The systems activated by tissue-injuring stimuli are complex. The nociceptive primary afferents have little spontaneous activity under normal conditions; however, after tissue injury, they display longlasting, ongoing activity. This results, in part, because the injury elicits the release of active factors that sensitize or excite the peripheral nerve terminal. A threshold that is lowered to the extent that body temperature and the pressure of edema are adequate stimuli results in spontaneous pain. This phenomenon is mediated by a variety of blood-borne active factors released during plasma extravasation, by agents released from local inflammatory cells, and by neurotransmitters released from the peripheral terminals of the primary afferent fibers themselves. Well-defined projections into the dorsal horn convey the "pain message" to at least two well-defined populations of neurons: those that are nociceptive specific and those that display an intensity-linked discharge over a range of stimuli from innocuous to noxious.
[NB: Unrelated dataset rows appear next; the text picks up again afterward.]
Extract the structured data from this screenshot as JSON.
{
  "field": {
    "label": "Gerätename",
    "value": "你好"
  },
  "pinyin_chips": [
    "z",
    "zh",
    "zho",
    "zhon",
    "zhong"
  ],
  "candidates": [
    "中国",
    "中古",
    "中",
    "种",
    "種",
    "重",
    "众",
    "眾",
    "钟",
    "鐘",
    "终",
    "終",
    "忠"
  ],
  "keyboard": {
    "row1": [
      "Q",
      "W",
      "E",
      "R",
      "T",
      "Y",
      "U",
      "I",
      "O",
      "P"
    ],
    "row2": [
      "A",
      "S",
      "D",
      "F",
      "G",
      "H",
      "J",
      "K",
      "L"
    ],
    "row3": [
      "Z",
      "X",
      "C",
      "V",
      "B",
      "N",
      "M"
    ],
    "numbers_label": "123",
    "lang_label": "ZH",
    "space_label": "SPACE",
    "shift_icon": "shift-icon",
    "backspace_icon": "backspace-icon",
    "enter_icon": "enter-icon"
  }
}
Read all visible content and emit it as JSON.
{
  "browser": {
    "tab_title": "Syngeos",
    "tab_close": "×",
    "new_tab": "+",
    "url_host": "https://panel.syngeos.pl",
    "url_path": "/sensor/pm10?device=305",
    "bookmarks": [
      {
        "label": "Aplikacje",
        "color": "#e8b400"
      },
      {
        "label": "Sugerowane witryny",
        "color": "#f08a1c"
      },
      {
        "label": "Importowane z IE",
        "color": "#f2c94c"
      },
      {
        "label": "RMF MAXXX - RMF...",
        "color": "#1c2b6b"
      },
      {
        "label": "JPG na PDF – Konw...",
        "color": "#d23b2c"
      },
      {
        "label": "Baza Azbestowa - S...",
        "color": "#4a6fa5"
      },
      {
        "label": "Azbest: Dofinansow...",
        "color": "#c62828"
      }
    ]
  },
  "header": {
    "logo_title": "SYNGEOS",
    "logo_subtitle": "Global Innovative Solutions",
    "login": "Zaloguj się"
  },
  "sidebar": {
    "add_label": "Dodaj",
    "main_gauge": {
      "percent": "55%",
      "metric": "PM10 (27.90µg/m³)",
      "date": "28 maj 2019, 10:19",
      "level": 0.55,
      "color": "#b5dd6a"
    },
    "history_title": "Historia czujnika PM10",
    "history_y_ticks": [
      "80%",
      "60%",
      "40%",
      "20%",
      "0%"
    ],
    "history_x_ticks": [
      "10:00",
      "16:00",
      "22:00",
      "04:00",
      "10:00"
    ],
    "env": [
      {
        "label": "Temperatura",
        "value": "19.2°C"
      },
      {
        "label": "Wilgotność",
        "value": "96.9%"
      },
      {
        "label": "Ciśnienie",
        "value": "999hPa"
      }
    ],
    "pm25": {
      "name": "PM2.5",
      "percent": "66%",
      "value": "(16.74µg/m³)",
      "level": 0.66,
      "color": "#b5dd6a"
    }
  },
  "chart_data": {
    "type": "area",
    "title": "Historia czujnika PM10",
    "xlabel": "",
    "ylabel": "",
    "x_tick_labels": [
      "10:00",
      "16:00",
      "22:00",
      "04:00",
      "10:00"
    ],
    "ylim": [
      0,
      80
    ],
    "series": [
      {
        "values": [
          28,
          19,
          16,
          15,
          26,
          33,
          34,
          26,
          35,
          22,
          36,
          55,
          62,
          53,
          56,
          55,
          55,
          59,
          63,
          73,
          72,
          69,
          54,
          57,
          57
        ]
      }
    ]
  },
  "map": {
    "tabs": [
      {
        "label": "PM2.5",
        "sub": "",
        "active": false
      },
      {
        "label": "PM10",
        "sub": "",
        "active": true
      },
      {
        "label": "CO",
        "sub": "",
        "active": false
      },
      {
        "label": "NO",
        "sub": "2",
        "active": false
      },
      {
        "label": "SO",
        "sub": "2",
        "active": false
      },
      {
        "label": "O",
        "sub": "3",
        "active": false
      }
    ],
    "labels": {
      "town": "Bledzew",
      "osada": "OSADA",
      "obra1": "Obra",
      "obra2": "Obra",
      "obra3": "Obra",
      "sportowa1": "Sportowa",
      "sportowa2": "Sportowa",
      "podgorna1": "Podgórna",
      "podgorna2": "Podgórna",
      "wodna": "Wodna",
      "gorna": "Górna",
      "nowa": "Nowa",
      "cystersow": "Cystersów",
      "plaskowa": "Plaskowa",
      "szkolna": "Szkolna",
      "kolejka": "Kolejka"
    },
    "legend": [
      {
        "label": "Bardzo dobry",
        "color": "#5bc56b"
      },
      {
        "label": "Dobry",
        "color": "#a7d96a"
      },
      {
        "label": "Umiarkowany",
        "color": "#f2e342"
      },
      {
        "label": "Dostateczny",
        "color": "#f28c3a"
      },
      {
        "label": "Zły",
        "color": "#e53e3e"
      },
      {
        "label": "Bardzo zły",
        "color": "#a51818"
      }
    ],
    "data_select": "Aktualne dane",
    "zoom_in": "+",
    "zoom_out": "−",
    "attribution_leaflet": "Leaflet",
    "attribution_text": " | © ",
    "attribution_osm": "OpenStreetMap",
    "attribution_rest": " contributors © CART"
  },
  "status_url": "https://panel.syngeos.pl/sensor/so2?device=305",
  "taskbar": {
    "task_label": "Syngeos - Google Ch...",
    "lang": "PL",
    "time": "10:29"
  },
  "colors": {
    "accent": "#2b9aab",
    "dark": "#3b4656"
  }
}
Convergence from various fiber types, modalities, and end organs permits the encoding of afferent traffic with respect to intensity and location. The convergence of axons from somatic and visceral structures reflects the mechanism for the so-called "referred pain state." Most importantly, these dorsal horn systems have a dynamic component in addition to the hard-wiring; their output can be regulated both up and down. The up-regulation provides the basis for much of the facilitated processing that is believed to account for a significant percentage of the postinjury pain state. The facilitated state has a unique pharmacology, with the underlying mechanisms reflecting a cascade of actions that starts with the NMDA receptor and proceeds through the spinal release of intermediaries, such as prostaglandins and nitric oxide. Conversely, the ability to down-regulate the dorsal horn stimulus response function accounts for the powerful control exerted by a wide variety of diverse factors, including the spinal delivery of opioid and nonopioid analgesics and the "endogenous analgesia system." These linkages reflect the complexity of the encoding mechanisms that transduce the tissue injury into the behavioral sequela known as pain. This article also emphasizes that, although considerable progress has been made in the past decade, the current pace of research promises greater insights.